In Notice 2018-02, the IRS updated the mortality tables that defined benefit pension sponsors can use, beginning in 2019, to set minimum funding, maximum benefits and minimum lump sums.
SIMPLES, SEPs and ESOPs
IRS Notice 2018-83 also provides adjusted limits and thresholds for other workplace retirement plans:
- For SIMPLE (savings incentive match plan for employees of small employers) retirement accounts, the maximum contribution limit increased to $13,000from $12,500. The SIMPLE plan catch-up contribution limit remains $3,000.
- For simplified employee pensions (SEPs), the minimum compensation threshold remains unchanged at $600. The SEP maximum compensation limit rises to $280,000from $275,000.
- For employee stock ownership plans (ESOPs), the maximum account balance in the plan subject to a five-year distribution period will increase to $1,130,000 from $1,105,000, while the dollar amount used to determine the lengthening of the five-year distribution period rises to $225,000 from $220,000.
The limit for contributions to IRAs for those who have earned income from wage earnings increases to $6,000 from $5,500. This limit applies to any type of IRA. People 50 and older in 2018 can make an additional catch-up contribution of $1,000, for a total annual IRA contribution of $7,000.
|IRA Contribution Limits||2019||2018||Change|
|Individual contribution limit||$6,000||$5,500||
|Catch-up contribution (if age 50 or older by year-end)*||$1,000||$1,000||
|*The additional catch-up contribution limit for individuals ages 50 and over is not subject to an annual cost-of-living adjustment.
Source: IRS Notice 2018-83.
Although personal IRAs are non-ERISA accounts, the amount that people can contribute annually is affected by whether they have a workplace retirement plan and how much they earn.
The income ranges for determining eligibility to make deductible contributions to traditional IRAs and to contribute to Roth IRAs increased for 2019, as shown below.
Traditional IRA Deduction Phase-Out:
Taxpayers can deduct contributions to a traditional IRA if they meet certain conditions. If during the year either the taxpayer or his/her spouse was covered by a retirement plan at work, the deduction may be phased out until it is eliminated, depending on filing status and income. The phase-out ranges for 2019 are:
• For single taxpayers covered by a workplace retirement plan, the phase-out range is $64,000 to $74,000, up from $63,000 to $73,000.
• For married couples filing jointly, where the spouse making the IRA contribution is covered by a workplace retirement plan, the phase-out range is $103,000 to $123,000, up from $101,000 to $121,000.
• For an IRA contributor who is not covered by a workplace retirement plan and is married to someone who is covered, the deduction is phased out if the couple’s income is between $193,000 and $203,000, up from $189,000 and $199,000.
• For married individuals filing a separate return who are covered by a workplace retirement plan, if they lived with their spouse at any time during the year, the phase-out range is not subject to an annual cost-of-living adjustment and remains $0 to $10,000.
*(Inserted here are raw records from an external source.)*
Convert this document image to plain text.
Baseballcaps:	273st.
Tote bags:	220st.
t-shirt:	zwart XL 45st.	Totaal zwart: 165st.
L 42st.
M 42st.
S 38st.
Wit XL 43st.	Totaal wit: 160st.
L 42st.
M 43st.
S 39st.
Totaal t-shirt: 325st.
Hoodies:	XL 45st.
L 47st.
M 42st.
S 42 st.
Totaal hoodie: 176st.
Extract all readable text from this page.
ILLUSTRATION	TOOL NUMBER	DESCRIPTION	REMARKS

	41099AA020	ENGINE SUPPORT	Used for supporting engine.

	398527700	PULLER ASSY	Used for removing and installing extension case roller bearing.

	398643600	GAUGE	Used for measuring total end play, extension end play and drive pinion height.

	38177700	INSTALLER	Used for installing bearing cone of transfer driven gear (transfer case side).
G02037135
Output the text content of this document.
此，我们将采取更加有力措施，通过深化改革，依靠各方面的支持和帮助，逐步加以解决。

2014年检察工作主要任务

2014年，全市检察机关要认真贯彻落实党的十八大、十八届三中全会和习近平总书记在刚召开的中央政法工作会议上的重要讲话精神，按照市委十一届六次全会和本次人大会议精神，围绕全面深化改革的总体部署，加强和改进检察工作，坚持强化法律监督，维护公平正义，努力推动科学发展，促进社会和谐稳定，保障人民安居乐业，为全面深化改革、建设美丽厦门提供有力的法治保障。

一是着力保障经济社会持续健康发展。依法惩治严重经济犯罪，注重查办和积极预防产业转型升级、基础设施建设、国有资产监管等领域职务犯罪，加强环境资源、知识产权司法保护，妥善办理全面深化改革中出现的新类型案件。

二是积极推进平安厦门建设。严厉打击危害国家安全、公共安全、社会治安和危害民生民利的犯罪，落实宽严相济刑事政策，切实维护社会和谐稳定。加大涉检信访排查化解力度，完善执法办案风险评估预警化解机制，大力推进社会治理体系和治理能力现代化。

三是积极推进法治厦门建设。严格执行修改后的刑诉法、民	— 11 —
Roth IRA income Phase-Out:
The adjusted gross income (AGI) phase-out range for taxpayers making contributions to a Roth IRA will be:
• For singles and heads of household, the income phase-out range is $122,000 to $137,000, up from $120,000 to $135,000.
• For married couples filing jointly, the income phase-out range is $193,000 to $203,000, up from $189,000 to $199,000.
• For married individuals filing a separate return, if they lived with their spouse at any time during the year, the phase-out range is not subject to an annual cost-of-living adjustment and remains $0 to $10,000.
The 2019 income limits for the Saver’s Credit (also known as the Retirement Savings Contributions Credit) for low- and moderate-income workers are rising to $64,000 for married couples filing jointly, up from $63,000; $48,000 for heads of household, up from $47,250; and $32,000 for singles and married individuals filing separately, up from $31,500.